Orkut Oru Ormakoot is a 2012 Indian Malayalam-language romantic drama film. The film stars Rima Kallingal, Jo Malayil (son of Sibi Malayil), Ben Alex, son of actor Lalu Alex, Anu Mohan (son of actress Shobha Mohan) and Vishnu Raghav (son of still photographer R.Gopalakrishnan).

Cast 
Rima Kallingal as Christelle a.k.a.
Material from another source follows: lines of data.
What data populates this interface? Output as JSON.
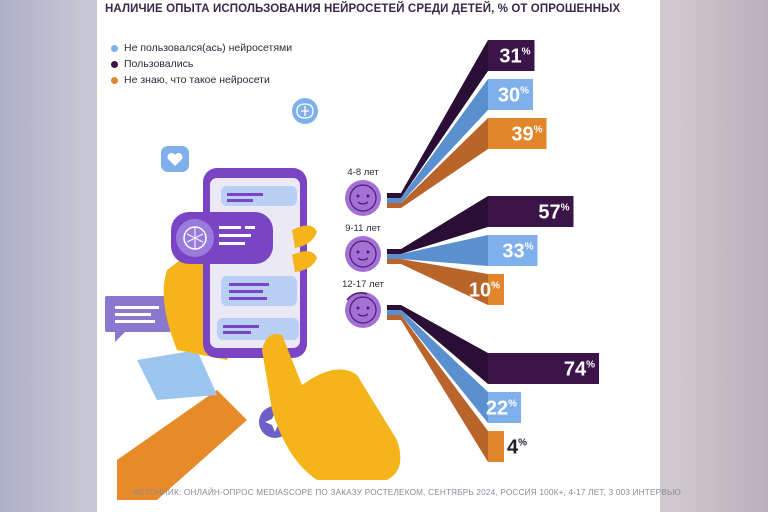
{
  "chart_data": {
    "type": "bar",
    "title": "НАЛИЧИЕ ОПЫТА ИСПОЛЬЗОВАНИЯ НЕЙРОСЕТЕЙ СРЕДИ ДЕТЕЙ, % ОТ ОПРОШЕННЫХ",
    "categories": [
      "4-8 лет",
      "9-11 лет",
      "12-17 лет"
    ],
    "series": [
      {
        "name": "Не пользовался(ась) нейросетями",
        "color": "#7fb0ec",
        "values": [
          30,
          33,
          22
        ]
      },
      {
        "name": "Пользовались",
        "color": "#3b1548",
        "values": [
          31,
          57,
          74
        ]
      },
      {
        "name": "Не знаю, что такое нейросети",
        "color": "#e2862b",
        "values": [
          39,
          10,
          4
        ]
      }
    ],
    "bar_order": [
      "Пользовались",
      "Не пользовался(ась) нейросетями",
      "Не знаю, что такое нейросети"
    ],
    "value_suffix": "%",
    "legend_position": "top-left",
    "source": "ИСТОЧНИК: ОНЛАЙН-ОПРОС MEDIASCOPE ПО ЗАКАЗУ РОСТЕЛЕКОМ, СЕНТЯБРЬ 2024, РОССИЯ 100К+, 4-17 ЛЕТ, 3 003 ИНТЕРВЬЮ"
  },
  "colors": {
    "used": "#3b1548",
    "not_used": "#7fb0ec",
    "dont_know": "#e2862b",
    "accent_purple": "#7a45c4",
    "accent_yellow": "#f4b41a"
  },
  "icons": [
    "heart-icon",
    "brain-icon",
    "sparkle-icon",
    "face-icon",
    "chat-icon"
  ]
}
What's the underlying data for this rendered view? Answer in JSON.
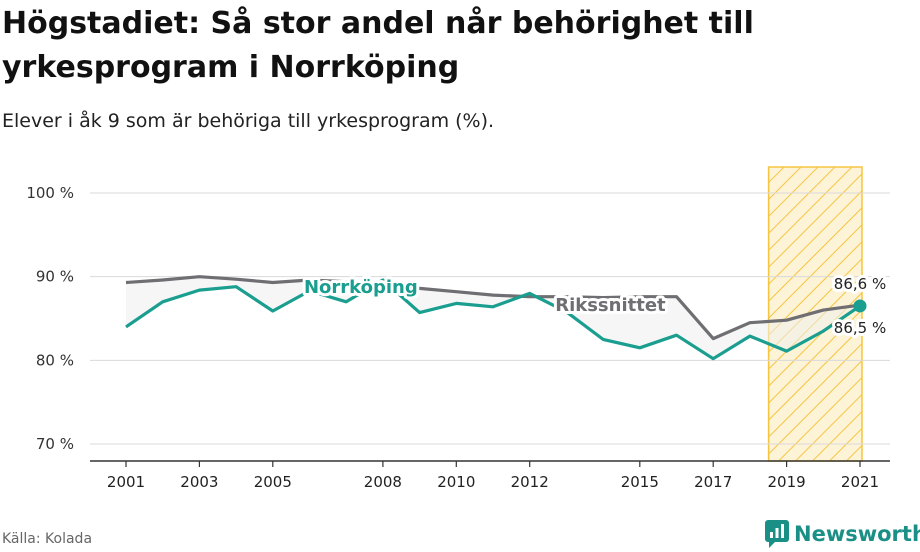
{
  "title": "Högstadiet: Så stor andel når behörighet till yrkesprogram i Norrköping",
  "subtitle": "Elever i åk 9 som är behöriga till yrkesprogram (%).",
  "source": "Källa: Kolada",
  "brand": "Newsworthy",
  "colors": {
    "norrkoping": "#1a9e8f",
    "riket": "#6e6e73",
    "highlight": "#f5c542",
    "grid": "#d9d9d9",
    "axis": "#333333"
  },
  "chart_data": {
    "type": "line",
    "x_ticks": [
      2001,
      2003,
      2005,
      2008,
      2010,
      2012,
      2015,
      2017,
      2019,
      2021
    ],
    "y_ticks": [
      {
        "value": 70,
        "label": "70 %"
      },
      {
        "value": 80,
        "label": "80 %"
      },
      {
        "value": 90,
        "label": "90 %"
      },
      {
        "value": 100,
        "label": "100 %"
      }
    ],
    "xlim": [
      2001,
      2021
    ],
    "ylim": [
      70,
      100
    ],
    "grid": true,
    "highlight_range": [
      2019,
      2021
    ],
    "series": [
      {
        "name": "Norrköping",
        "key": "norrkoping",
        "x": [
          2001,
          2002,
          2003,
          2004,
          2005,
          2006,
          2007,
          2008,
          2009,
          2010,
          2011,
          2012,
          2013,
          2014,
          2015,
          2016,
          2017,
          2018,
          2019,
          2020,
          2021
        ],
        "y": [
          84.0,
          87.0,
          88.4,
          88.8,
          85.9,
          88.3,
          87.0,
          89.6,
          85.7,
          86.8,
          86.4,
          88.0,
          85.8,
          82.5,
          81.5,
          83.0,
          80.2,
          82.9,
          81.1,
          83.5,
          86.5
        ]
      },
      {
        "name": "Rikssnittet",
        "key": "riket",
        "x": [
          2001,
          2002,
          2003,
          2004,
          2005,
          2006,
          2007,
          2008,
          2009,
          2010,
          2011,
          2012,
          2013,
          2014,
          2015,
          2016,
          2017,
          2018,
          2019,
          2020,
          2021
        ],
        "y": [
          89.3,
          89.6,
          90.0,
          89.7,
          89.3,
          89.6,
          89.4,
          88.9,
          88.6,
          88.2,
          87.8,
          87.6,
          87.6,
          87.5,
          87.6,
          87.6,
          82.6,
          84.5,
          84.8,
          86.0,
          86.6
        ]
      }
    ],
    "labels": {
      "norrkoping": "Norrköping",
      "riket": "Rikssnittet",
      "end_riket": "86,6 %",
      "end_norrkoping": "86,5 %"
    }
  }
}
Crystal
Ben Alex as Aby 
Jo Malayil as Ronnie
Vishnu G. Raghav
Anu Mohan as Sooraj
Siddique 
Nedumudi Venu
Jagathy Sreekumar
Suraj Venjaramoodu
Arundathi Nag

Reception 
A critic from Sify opined that "Orkut Oru Ormakkoottu tries to say lots of things, but doesn?t really succeed in doing it in an impressive way and ends being predictable, preachy and even insipid. 2011 had begun with Traffic, which had definitely raised the bar with its brilliance, but no such luck with the first release of 2012. That is sad!" Paresh C. Palicha of Rediff.com wrote that "One can only hope that Orkut Oru Ormakoot is the last film made on the worn-out theme of the abuse of the internet and the disadvantages of an urban lifestyle". Veeyen of Nowrunning stated that "With a somewhat steady first half and a haphazard second, the film is a shapeless coming-of-age caper that misses the point by a mile". On the contrary, a critic from Indiaglitz wrote that "Above all, it's a movie that doesn't bore us, a film that you can watch and remember for quite some time".